In 2014, after a semester of racially insensitive social media posts by students and a white student party, Clements told the faculty that he intended to create new initiatives to address on-campus diversity. He authorized a President’s Lecture Series on Leadership in Diversity, a monthly student luncheon intended to bring minority and majority students together to better communicate and a Diversity Council.
Clemson was also recently awarded $3.4 million from the National Science Foundation to address its lack of women and minority faculty members teaching science, technology, engineering and mathematics.
“We will be able to accelerate the recruitment and retention of underrepresented scholars across the university and to improve the work environment for all faculty no matter their background or discipline,” Ellen Granberg, the associate provost for academic affairs at Clemson and a co-principal investigator of the ADVANCE grant.

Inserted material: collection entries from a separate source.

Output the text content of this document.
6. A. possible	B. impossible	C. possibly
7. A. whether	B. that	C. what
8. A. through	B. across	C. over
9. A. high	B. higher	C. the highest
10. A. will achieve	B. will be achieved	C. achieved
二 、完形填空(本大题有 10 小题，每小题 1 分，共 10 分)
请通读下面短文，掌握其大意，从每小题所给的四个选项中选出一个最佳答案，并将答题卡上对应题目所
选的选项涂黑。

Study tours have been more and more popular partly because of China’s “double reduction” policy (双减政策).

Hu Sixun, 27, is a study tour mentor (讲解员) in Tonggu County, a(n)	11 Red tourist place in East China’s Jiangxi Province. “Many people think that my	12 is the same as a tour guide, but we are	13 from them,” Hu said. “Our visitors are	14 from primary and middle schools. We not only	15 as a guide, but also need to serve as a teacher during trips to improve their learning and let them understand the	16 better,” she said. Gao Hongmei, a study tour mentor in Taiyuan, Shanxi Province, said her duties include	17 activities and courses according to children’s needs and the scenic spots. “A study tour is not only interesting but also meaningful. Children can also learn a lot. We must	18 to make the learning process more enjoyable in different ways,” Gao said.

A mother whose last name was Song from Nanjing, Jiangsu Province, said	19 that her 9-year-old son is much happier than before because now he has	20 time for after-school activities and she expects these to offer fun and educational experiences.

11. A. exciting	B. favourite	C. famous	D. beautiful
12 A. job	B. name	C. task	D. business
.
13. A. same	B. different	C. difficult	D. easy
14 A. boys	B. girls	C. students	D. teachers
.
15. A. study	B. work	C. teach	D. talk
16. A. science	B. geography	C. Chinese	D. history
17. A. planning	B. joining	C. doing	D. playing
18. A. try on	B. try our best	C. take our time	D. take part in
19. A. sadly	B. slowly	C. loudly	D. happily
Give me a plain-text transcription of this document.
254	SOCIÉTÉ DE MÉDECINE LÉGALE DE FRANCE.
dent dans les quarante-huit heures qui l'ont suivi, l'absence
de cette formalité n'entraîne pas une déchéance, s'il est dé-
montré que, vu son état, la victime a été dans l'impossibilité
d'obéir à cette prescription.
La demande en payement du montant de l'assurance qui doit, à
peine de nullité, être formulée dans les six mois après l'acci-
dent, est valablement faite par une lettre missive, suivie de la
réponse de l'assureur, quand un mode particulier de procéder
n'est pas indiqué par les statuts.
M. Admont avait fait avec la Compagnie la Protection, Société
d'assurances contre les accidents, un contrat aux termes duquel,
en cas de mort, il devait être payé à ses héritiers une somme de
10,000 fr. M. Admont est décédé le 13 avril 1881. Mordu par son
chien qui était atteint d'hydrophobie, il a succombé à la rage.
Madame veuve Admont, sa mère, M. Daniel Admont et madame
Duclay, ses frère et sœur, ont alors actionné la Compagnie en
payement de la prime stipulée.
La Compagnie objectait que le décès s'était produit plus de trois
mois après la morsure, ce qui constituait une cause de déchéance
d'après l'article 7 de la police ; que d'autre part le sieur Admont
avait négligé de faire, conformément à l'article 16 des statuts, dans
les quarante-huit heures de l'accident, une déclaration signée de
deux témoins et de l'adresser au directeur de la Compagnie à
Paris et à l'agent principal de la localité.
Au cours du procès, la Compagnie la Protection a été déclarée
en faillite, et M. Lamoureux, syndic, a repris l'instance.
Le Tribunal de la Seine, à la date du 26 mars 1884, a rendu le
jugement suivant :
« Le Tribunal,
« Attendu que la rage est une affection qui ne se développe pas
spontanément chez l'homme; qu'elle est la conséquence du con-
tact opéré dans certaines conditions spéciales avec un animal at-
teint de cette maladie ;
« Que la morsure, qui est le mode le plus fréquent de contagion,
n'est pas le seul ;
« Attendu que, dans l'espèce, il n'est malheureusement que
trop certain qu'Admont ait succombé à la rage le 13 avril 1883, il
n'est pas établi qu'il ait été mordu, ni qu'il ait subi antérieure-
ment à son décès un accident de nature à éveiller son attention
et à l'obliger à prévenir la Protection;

With the grant, Clemson is launching Tigers ADVANCE, which is an initiative to build a culture of diversity and inclusiveness. The initiative will include a program to train faculty to recognize biases and will include diverse search committees and more.
The university recently decided to extend the program to non-STEM departments on campus.
“There are clear economic and societal benefits for engaging the talents of people from every demographic. They bring a diversity of ideas and excellence with them,” said Clemson University professor Sez Atamturkter.
Clemson also hired Gill last February to head the university’s Office of Inclusion and Equity and boost minority recruitment and retention numbers of both faculty and staff.
Clements reported on his blog earlier this year that the number of African-American students in the university’s incoming freshman class has increased 25 percent since last year. However, the overall percentage of African-American students this semester is 6.6 percent, according to university data.
Also, the percentage of newly hired African-American, Hispanic or Native American faculty increased from 6.4 percent in 2014 to 16 percent in 2016.
“The work of supporting and sustaining equity and inclusion on a college campus has truly been a calling for me … I know what it feels like to be fortunate enough to find the type of university environment, mentors and role models that challenge and support you to achieve your potential,” Gill said. “That awareness fuels my passion to help students thrive and succeed, and to help universities to create a holistic culture that makes that possible.”